EurActiv.fr

Actualités & débats européens dans votre langue

06/12/2016

Premiers pas d’un fonds privé pour renflouer les banques

Euro & Finances

Premiers pas d’un fonds privé pour renflouer les banques

Le mécanisme de résolution unique (MRU) est le deuxième pilier de l'Union bancaire européenne.

[Shutterstock/ Duc Dao]

Un fonds privé pour soutenir les banques en faillite a été mis en place début janvier. Baptisé mécanisme de résolution unique (MRU), il représente le deuxième pilier de l’Union bancaire européenne

Le mécanisme, voté en août 2014, prévoit de constituer un fonds sur les huit prochaines années à partir de contributions du secteur bancaire, fonds qui pourra servir à renflouer des banques en difficulté ou les soutenir pendant une restructuration nécessaire. Lors de la crise financière de 2008, les Etats avaient du renfloué les banques eux-mêmes, ce qu’ils ne souhaitent plus faire.

Il ne doit pas être confondu avec le « mécanisme de surveillance unique », une institution indépendante qui supervise les plus grands banques européennes, sous l’oeil attentif de la BCE

>>Lire : Première année réusssie pour la supervision unique des banques européennes

Le nouveau système doit permettre de «protéger les contribuables de la nécessité de sauver des banques qui s’effondreraient. Jamais plus les erreurs des banques ne devront être portées par les épaules du plus grand nombre», a observé le commissaire en charge des finances, Jonathan Hill, cité dans un communiqué.

Au sein de ce mécanisme, qui comprend aussi une autorité de supervision et de décision, le fonds de résolution unique sera abondé progressivement pour atteindre jusqu’à 55 milliards d’euros.

Le premier pilier de l’Union bancaire est le Mécanisme de surveillance unique (MSU), qui confie la supervision des banques de la zone euro à la Banque centrale européenne depuis le 4 novembre 2014.

>>Lire : L’UE conclut un accord in extremis sur l’union bancaire

La garantie des dépôts en suspens

Le troisième, la garantie des dépôts, qui vise à éviter les paniques bancaires en rassurant les déposants sur la sécurité de leurs placements, est en train d’être –vivement– débattu.

L’Allemagne en particulier, première économie de la zone euro, a manifesté à plusieurs reprises ses réticences sur une mutualisation du système, craignant de voir les épargnants allemands payer pour les banques moins bien gérées d’autres pays.

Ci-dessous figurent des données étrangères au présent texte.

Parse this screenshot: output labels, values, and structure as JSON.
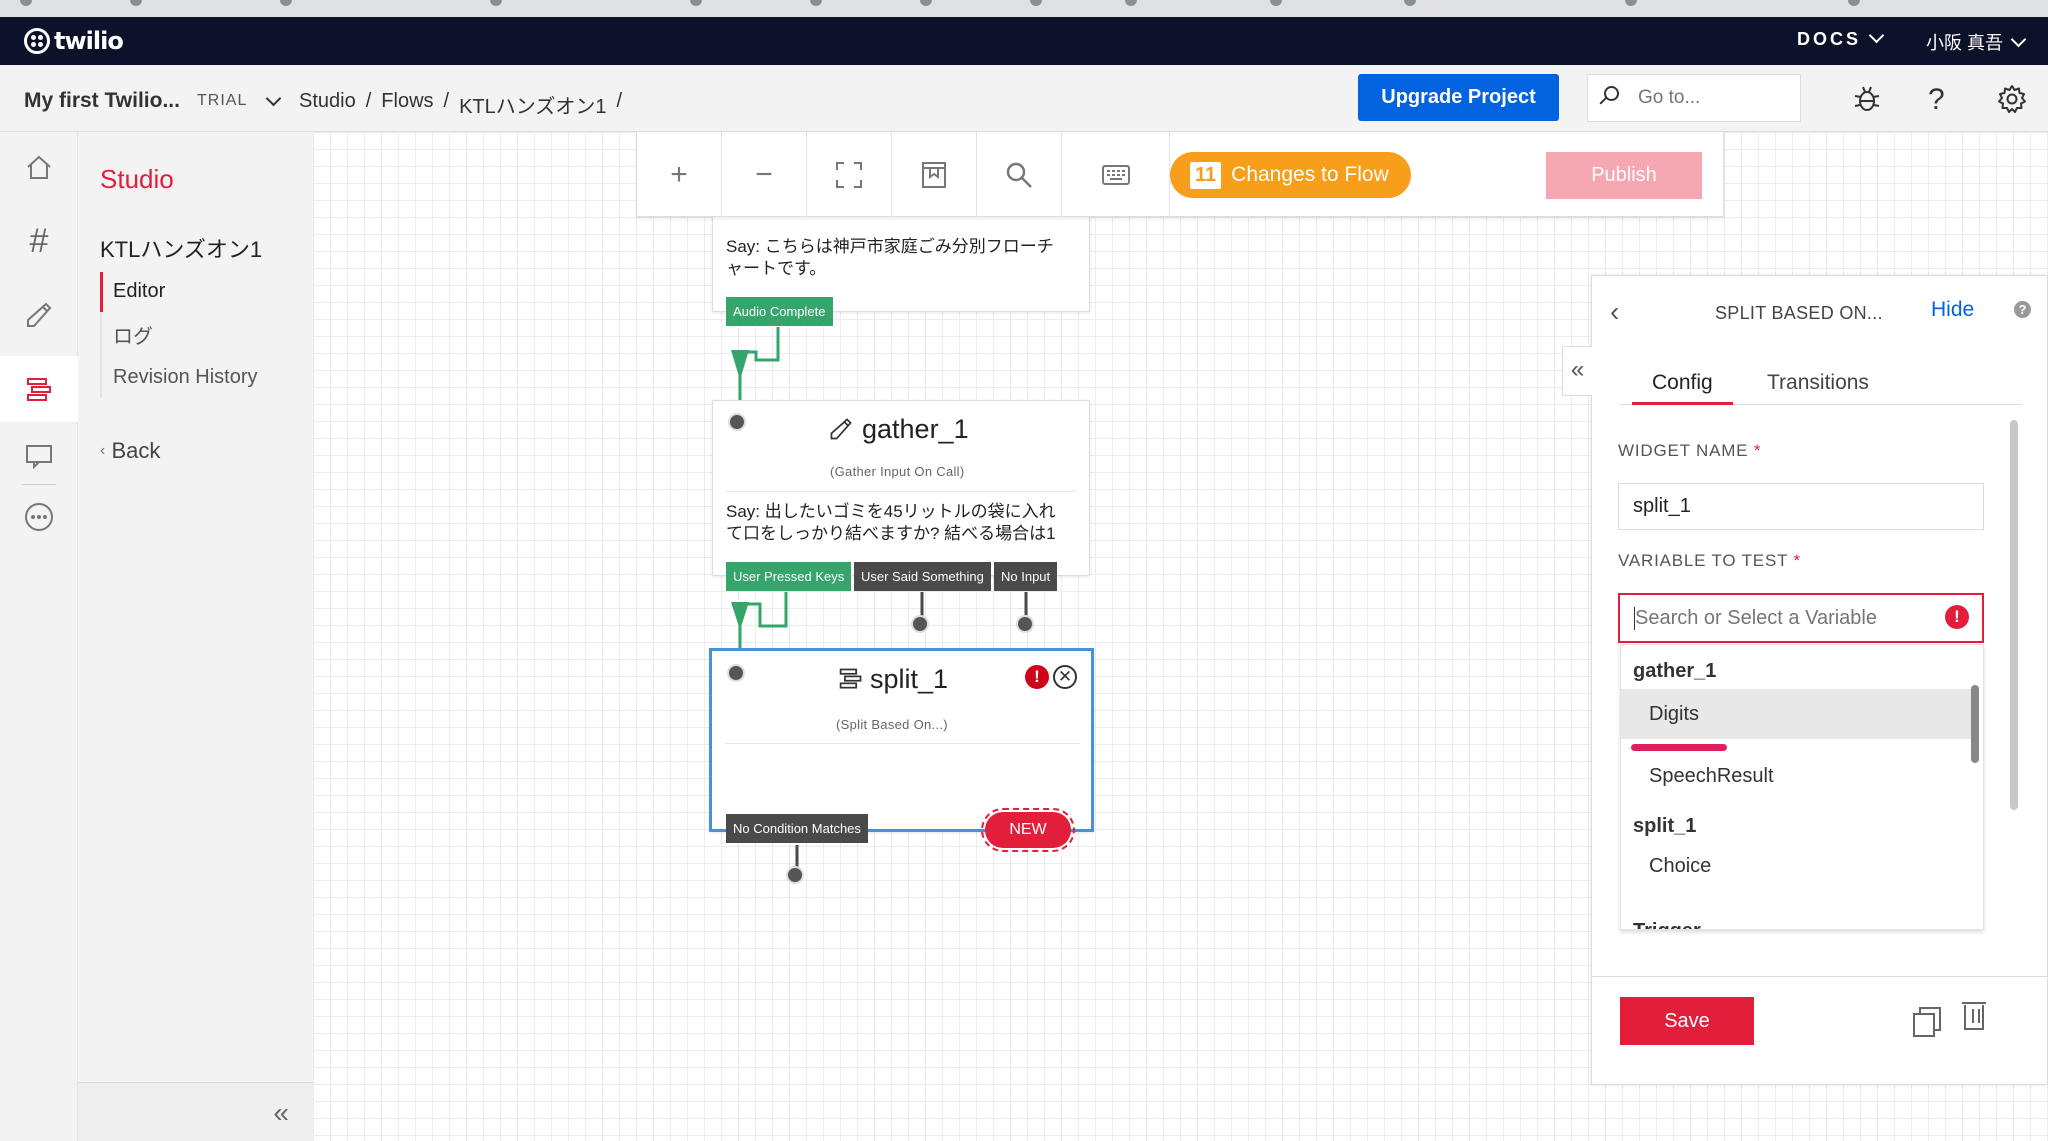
{
  "topbar": {
    "logo_text": "twilio",
    "docs_label": "DOCS",
    "user_label": "小阪 真吾"
  },
  "projectbar": {
    "project_name": "My first Twilio...",
    "badge": "TRIAL",
    "breadcrumb": [
      "Studio",
      "Flows",
      "KTLハンズオン1"
    ],
    "separator": "/",
    "upgrade_label": "Upgrade Project",
    "goto_placeholder": "Go to..."
  },
  "subnav": {
    "title": "Studio",
    "flow_name": "KTLハンズオン1",
    "items": [
      {
        "label": "Editor",
        "active": true
      },
      {
        "label": "ログ",
        "active": false
      },
      {
        "label": "Revision History",
        "active": false
      }
    ],
    "back_label": "Back"
  },
  "toolbar": {
    "changes_count": "11",
    "changes_label": "Changes to Flow",
    "publish_label": "Publish"
  },
  "widgets": {
    "say_widget": {
      "say_line1": "Say: こちらは神戸市家庭ごみ分別フローチ",
      "say_line2": "ャートです。",
      "transition": "Audio Complete"
    },
    "gather": {
      "name": "gather_1",
      "type": "(Gather Input On Call)",
      "say_line1": "Say: 出したいゴミを45リットルの袋に入れ",
      "say_line2": "て口をしっかり結べますか? 結べる場合は1",
      "transitions": [
        "User Pressed Keys",
        "User Said Something",
        "No Input"
      ]
    },
    "split": {
      "name": "split_1",
      "type": "(Split Based On...)",
      "transition": "No Condition Matches",
      "new_label": "NEW"
    }
  },
  "panel": {
    "title": "SPLIT BASED ON...",
    "hide_label": "Hide",
    "tabs": [
      "Config",
      "Transitions"
    ],
    "widget_name_label": "WIDGET NAME",
    "widget_name_value": "split_1",
    "variable_label": "VARIABLE TO TEST",
    "variable_placeholder": "Search or Select a Variable",
    "dropdown": {
      "group1": "gather_1",
      "group1_options": [
        "Digits",
        "SpeechResult"
      ],
      "group2": "split_1",
      "group2_options": [
        "Choice"
      ],
      "group3_partial": "Trigger"
    },
    "save_label": "Save"
  },
  "colors": {
    "brand_red": "#e31e3b",
    "primary_blue": "#0263e0",
    "topbar_navy": "#0d122b",
    "transition_green": "#36a56b",
    "changes_orange": "#f79e1b",
    "selected_widget_blue": "#4a90d9"
  }
}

A l’inverse, ce troisième pilier est soutenu notamment par l’Italie. Au dernier sommet européen du 18 décembre, l’opposition réitérée de l’Allemagne avait provoqué la colère du chef de gouvernement italien Matteo Renzi.

Quelques jours plus tôt, Rome avait décidé de la création d’un fonds de solidarité de 100 millions d’euros pour venir en aide à de petits épargnants lésés par le sauvetage de banques régionales.

L’idée de l’Union bancaire avait germé il y a trois ans pendant la crise de la zone euro, afin d’éviter que le secteur public se charge de renflouer les banques en difficulté et qu’une crise bancaire ne se transforme en crise de la dette.

Contexte

Le mécanisme de résolution unique (MRU) a pour objectif de permettre une résolution ordonnée des défaillances des banques en affectant le moins possible le contribuable et l'économie réelle.

Champ d'application

Lorsque l'ensemble des règles du MRU entreront en vigueur, elles s'appliqueront aux banques établies dans les États membres de la zone euro et dans les pays de l'UE qui choisissent d'adhérer à l'union bancaire.

Structure

Le MRU, un des piliers de l'union bancaire européenne, est constitué:

  1. d'une autorité de résolution à l'échelon européen, appelée conseil de résolution unique; et
  2. d'un fonds de résolution commun financé par le secteur bancaire.
Principaux objectifs
  • renforcer la confiance dans le secteur bancaire;
  • éviter les retraits massifs de dépôts bancaires et la contagion;
  • réduire au minimum la spirale négative entre les banques et la dette souveraine;
  • remédier à la fragmentation du marché intérieur des services financiers.